A war of words over police numbers has erupted between the new Scotland-wide police force’s chief officer and Shetland’s MSP.
Tavish Scott today called on Police Scotland’s chief inspector Stephen House to give an assurance the isles will not lose out when it comes to staffing levels, following a news report Grampian Police could lose out once the new service is introduced in the new financial year.
However Mr House, speaking during a visit to Shetland, insisted the MSP was talking out of turn. He said police numbers should, in fact, increase in Shetland when a recruitment drive for both regular officers and special constables gets underway.
“I’ve read the MSPs press release and frankly I don’t understand what he’s talking about. He’s putting words in my mouth. He’s saying that he can explain the reason why I’m here.
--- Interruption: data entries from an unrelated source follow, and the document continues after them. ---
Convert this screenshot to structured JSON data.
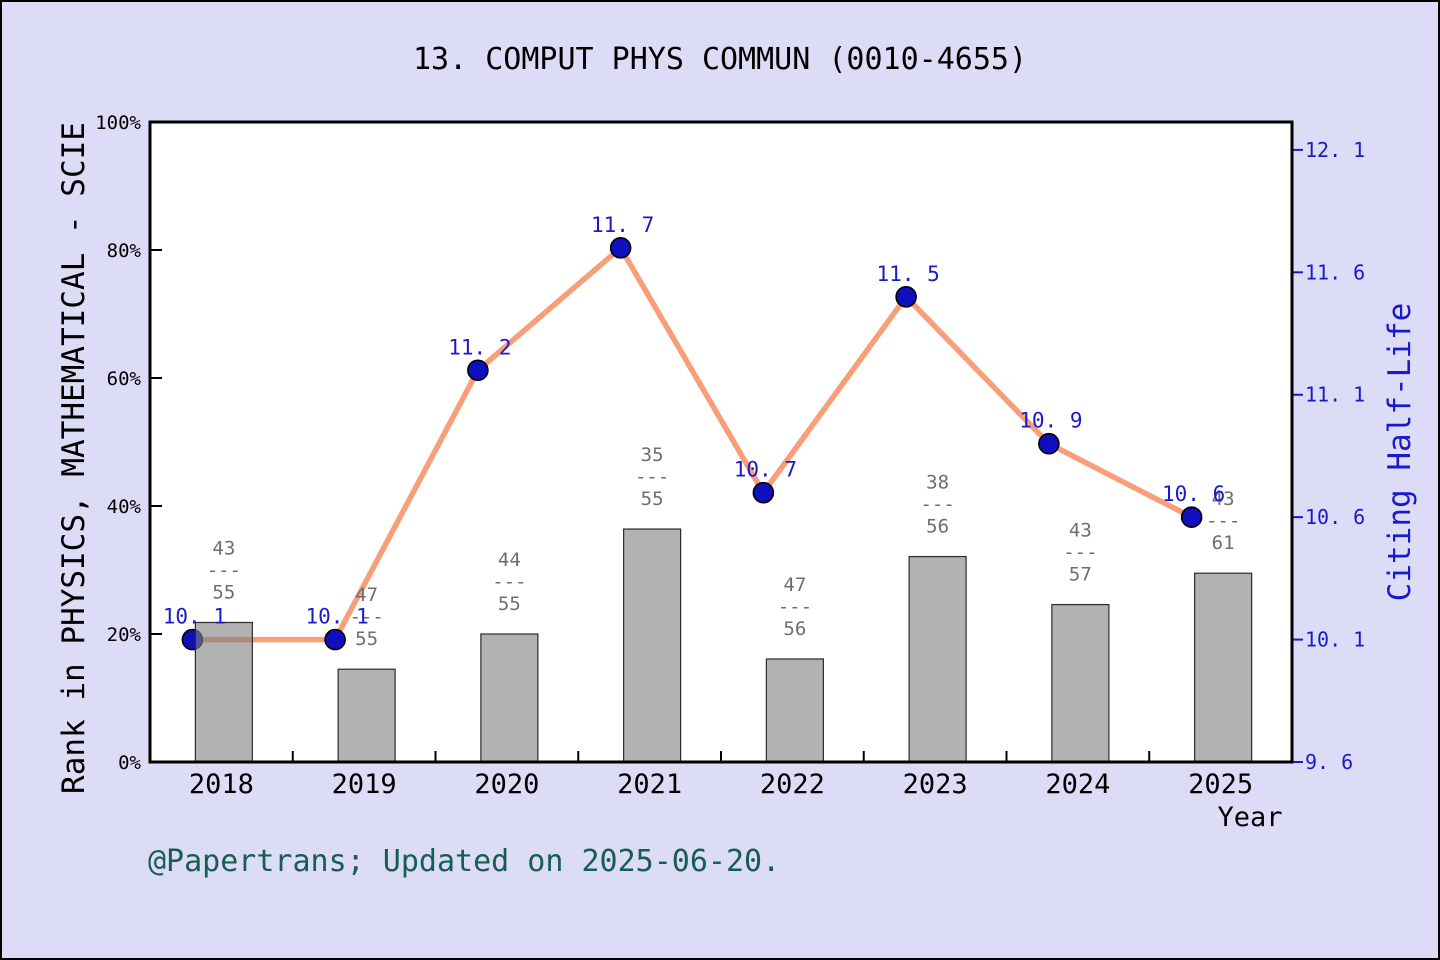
{
  "title": "13. COMPUT PHYS COMMUN (0010-4655)",
  "footer": "@Papertrans; Updated on 2025-06-20.",
  "axes": {
    "left_label": "Rank in PHYSICS, MATHEMATICAL - SCIE",
    "right_label": "Citing Half-Life",
    "x_label": "Year"
  },
  "colors": {
    "background": "#dcdcf6",
    "plot_bg": "#ffffff",
    "frame": "#000000",
    "bar_fill": "#838383",
    "bar_fill_opacity": 0.62,
    "bar_stroke": "#2b2b2b",
    "line": "#f89e78",
    "marker_fill": "#0f0fc0",
    "marker_stroke": "#000000",
    "blue_text": "#1a1acd",
    "gray_text": "#6e6e6e",
    "black_text": "#000000",
    "footer_text": "#175d52"
  },
  "chart_data": {
    "type": "bar",
    "subtype": "bar+line combo, dual axis",
    "categories": [
      "2018",
      "2019",
      "2020",
      "2021",
      "2022",
      "2023",
      "2024",
      "2025"
    ],
    "series": [
      {
        "name": "Rank in PHYSICS, MATHEMATICAL - SCIE (bars, left % axis)",
        "type": "bar",
        "axis": "left",
        "fractions": [
          {
            "num": "43",
            "den": "55"
          },
          {
            "num": "47",
            "den": "55"
          },
          {
            "num": "44",
            "den": "55"
          },
          {
            "num": "35",
            "den": "55"
          },
          {
            "num": "47",
            "den": "56"
          },
          {
            "num": "38",
            "den": "56"
          },
          {
            "num": "43",
            "den": "57"
          },
          {
            "num": "43",
            "den": "61"
          }
        ],
        "fraction_divider": "---",
        "values_pct": [
          21.8,
          14.5,
          20.0,
          36.4,
          16.1,
          32.1,
          24.6,
          29.5
        ]
      },
      {
        "name": "Citing Half-Life (line with dots, right axis)",
        "type": "line",
        "axis": "right",
        "values": [
          10.1,
          10.1,
          11.2,
          11.7,
          10.7,
          11.5,
          10.9,
          10.6
        ],
        "point_labels": [
          "10. 1",
          "10. 1",
          "11. 2",
          "11. 7",
          "10. 7",
          "11. 5",
          "10. 9",
          "10. 6"
        ]
      }
    ],
    "left_axis": {
      "ticks_pct": [
        0,
        20,
        40,
        60,
        80,
        100
      ],
      "tick_labels": [
        "0%",
        "20%",
        "40%",
        "60%",
        "80%",
        "100%"
      ],
      "ylim": [
        0,
        100
      ]
    },
    "right_axis": {
      "ticks": [
        9.6,
        10.1,
        10.6,
        11.1,
        11.6,
        12.1
      ],
      "tick_labels": [
        "9. 6",
        "10. 1",
        "10. 6",
        "11. 1",
        "11. 6",
        "12. 1"
      ],
      "ylim": [
        9.6,
        12.214
      ]
    },
    "grid": false,
    "legend": "none"
  }
}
He can’t because I’ve never spoken to Tavish Scott, and he’s never spoken to me.
“So he can’t explain the reason why I’m here. The reason why I’m here is to meet the cops, to meet many of our partners. It’s not to talk about a reduction in officers because there isn’t going to be a reduction in officers. I don’t know what he’s talking about.”
There are around 40 police officers in Shetland. Area commander for the isles, chief inspector Angus MacInnes, said plans were afoot to repeat a recruitment roadshow for special constables within the next few weeks.
A similar exercise in December, which was aimed at encouraging new recruits to sign up, attracted 13 candidates. But plans for regular, full-time recruits have also emerged following talks with council leaders this afternoon.
“If anyone’s interested in joining the special constabulary, or if anyone is interested in joining Police Scotland, we are recruiting and we’d be happy to hear from them,” said Mr House.
In a statement Mr Scott had said: “There is only one question the chief constable must answer. Will he guarantee that Shetland will keep the same number of police officers and stations that Shetland had as part of the Northern Constabulary?
“Ministers have constantly stated that there will be no cuts to police officer numbers.
“Yet recently in an interview, Stephen House said Grampian could lose staff and stations as a result of the national police force.
“That is the opposite of the spin we got from Justice Secretary Kenny MacAskill when he was in Shetland.
“A centralised national police force is a terrible policy, yet the SNP with Labour support have forced it through Parliament.”
Mr House fiercely defended the decision to change to a national service from the old Northern Constabulary, and insisted services in outlying areas such as Shetland would improve as a result.
He dismissed the notion of the new force being “centralised”. Rather, he said, it was a national force and he insisted that was different.